I started off with The Scribbler (2014). Technically a comic book movie (based on a comic by Daniel Schaffer), and involving superpowers, this is more of an indie horror. It stars Katie Cassidy as a young woman with Dissociative Identity Disorder. She has been released from the mental hospital to a halfway house, a huge, rundown apartment building called Juniper Towers. It is also known as Jumper Towers, because of the suicides. 

She is being treated with a machine the burns alternate personalities, and one day she comes to and discovers that someone, possibly an alternate called the Scribbler. has modified the machine into a monstrous contraption. The Scribbler writes backwards all over everything, with "Killer" being the main motif. She shows up in dream sequence walking on walls and performing other feats (but only in a few short scenes). Her dilemma: Is she as the Scribbler throwing her fellow inmates off the building? And if she burns out her last alternate, will she be the one left, or will it be the Scribbler?

This wasn't a bad horror/thriller, but not much of a superpowers movie. The atmosphere is suitably horrific, there's some humor, and an interesting take on madness. There are even a few name actors (Eliza Dushku, Billy Campbell, Gina Gershon). But not exactly what I was hoping for.

I picked up MacGruber (2010) because Paul Scheer thinks it's funny. I suspected that it wasn't. Guess who is right? Will Forte is MacGruber, his take on MacGyver. This take is more or less limited to the vest and the mullet. His penchant for improvising gadgets from random objects is sometimes referenced, but rarely in a funny way. The joke is mostly MacGruber is obnoxiously overconfident, then abjectly begging when thwarted. The biggest gag is tearfully offering to suck someone's cock to get his way. 

I refer to this kind of humor as "joke-shaped objects" - they seem like jokes, but aren't actually funny. Steve Martin was an expert at this type of anti-humor, but he uses it for good, instead of evil. 

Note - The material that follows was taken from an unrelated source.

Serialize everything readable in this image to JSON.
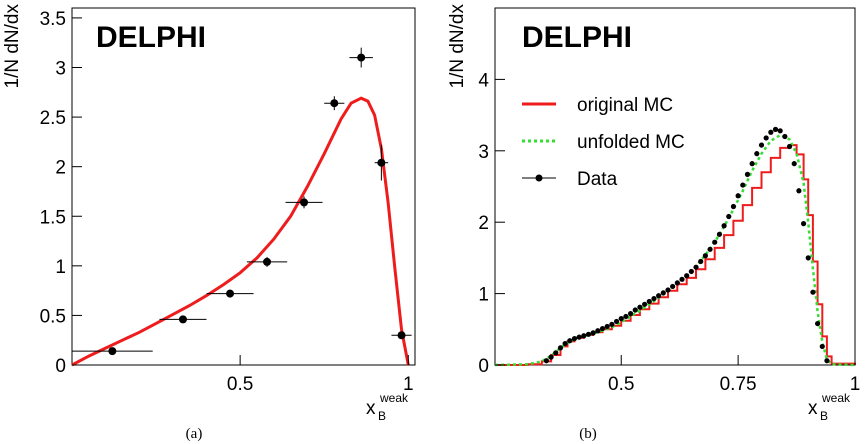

But this left me wanting a real action movie, and I had Boss Level (2021) in my watchlist. It's a Frank Grillo time loop story by Joe Carnahan. The set-up: Every morning, Grillo is woken up by assassins. But when he is killed, the day resets, so after getting killed a few times. he figures out the routine and how to defeat them. We see him avoid the assassins while making coffee - just another day. Soon, a helicopter gunship will shoot up the apartment, and then it's out the window and onto a passing truck. But he never manages to live past 12:47. 

We learn a lot about Grillo as he runs through the same day over and over. He had a wife (Naomi Watts), who left him over the drinking and womanizing. The woman in bed with him when the assassins come is a dental technician on a one-night stand. He has a son who doesn't know he is his father. And he is a certified bad ass. 

There is a cute scene where he can't get past a sword woman named Guan Yin (Selina Lo). Her kill-phrase is "I am Guan Yin and Guan Yin has done this." So he finds the world's greatest sword's woman (Michelle Yeoh, of course) and takes lessons. Like Bill Murray learning piano, he takes a lesson for every repeat day, and becomes good enough to beat Guan Yin. 

He also spends some time getting drunk in Ken Jeong's diner (since he's going to get killed anyway) and later, bonding with his son, who decided to skip school that day. But he finally gets to confront the head of the evil corp - the Boss - Mel Gibson. In the end, he figures it all out - he just has to execute without getting killed. But he if he is, he gets to try again.

This was fun - not the greatest thing I've ever seen, but it was a big step up from MacGruber.